Ute-uscg.jpg (41185 bytes)

The USS Ute (AT-76) was laid down on 27 February 1942 at Alameda, Calif., by the United Engineering Co.; launched on 24 June 1942; sponsored by Mrs. Robert Tate; and commissioned on 13 December 1942, Lt. William F. Lewis in command.  After shakedown training in the San Francisco Bay region, Ute got underway on 10 February 1943, bound for Alaskan waters, and reached Dutch Harbor a week later. Ute immediately sailed for Amchitka, Alaska, where she participated in the salvage operations on the attack transport Arthur Middleton (APA-25) which had been thrown aground in one of the vicious "willi-waws" common to that area of the world.

Throughout March, Ute, assisted by the fleet tug Tatnuck (AT-27), continued in her efforts to haul the stranded attack transport off the beach. Ute utilized two sets of beach gear in the attempt to free the vessel. Ute. interrupted that work only once during the month —to assist the merchantman SS Wallace to clear the harbor after the merchantman's mooring had parted.  After suspending her operations on the Arthur Middleton for the first week of April because of bad weather, the plucky auxiliary resumed her work when the weather cleared on the 8th. Success crowned her efforts the following day, when the attack transport shuddered free of the beach. Within a few days, Ute and Tatnuck got underway and towed Arthur Middleton to Dutch Harbor where they arrived on the 13th.

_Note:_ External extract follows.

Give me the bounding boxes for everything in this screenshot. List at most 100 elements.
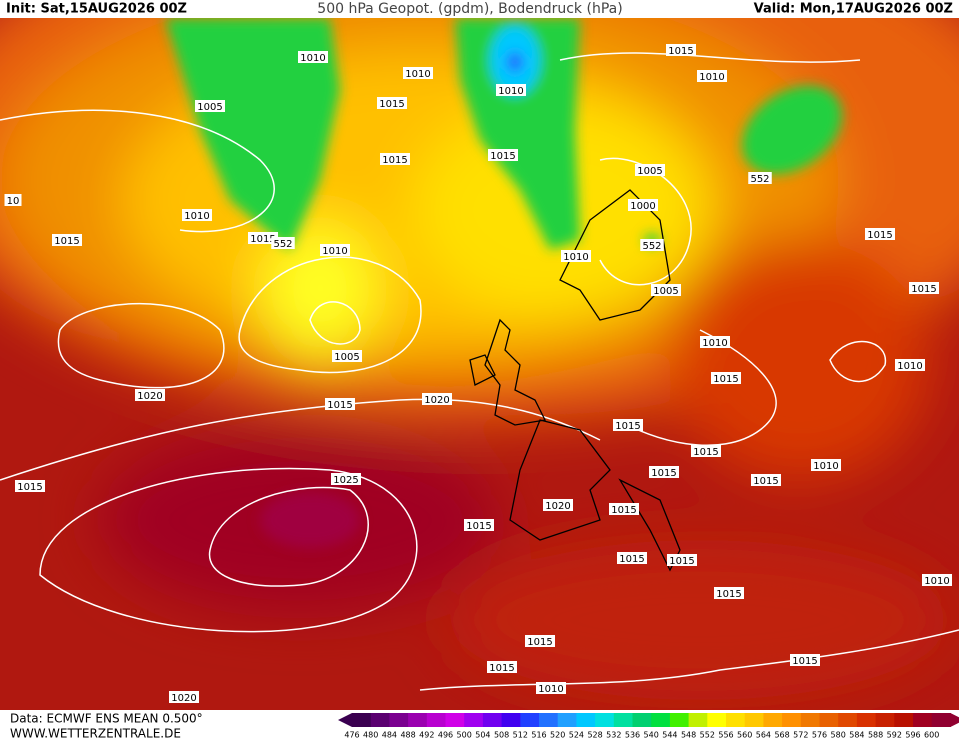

Ute fueled and left immediately for aptly named Cold Bay where she assisted the stranded Russian merchantman Krasnyl Oktyabr. Passing a tow line to the Soviet vessel, Ute pulled her free the next day. That mission completed, the fleet tug cleared Cold Bay for Women's Bay where she took two tank landing craft (LCT's) in tow and proceeded via Dutch Harbor to Sweeper's Cove.  During the first week of May, Ute assisted in laying an antisubmarine net at Sweeper's Cove. On the 6th, she joined TF 51 as the carriers were steaming toward the Kuril Islands for strikes against Paramushiro to support the invasion of Attu. While the task force was returning from the raid—which Ute had participated in as a salvage unit—reduced visibility caused the tug to be separated from the rest of the force. After failing to regain her position, Ute received orders to proceed to Attu.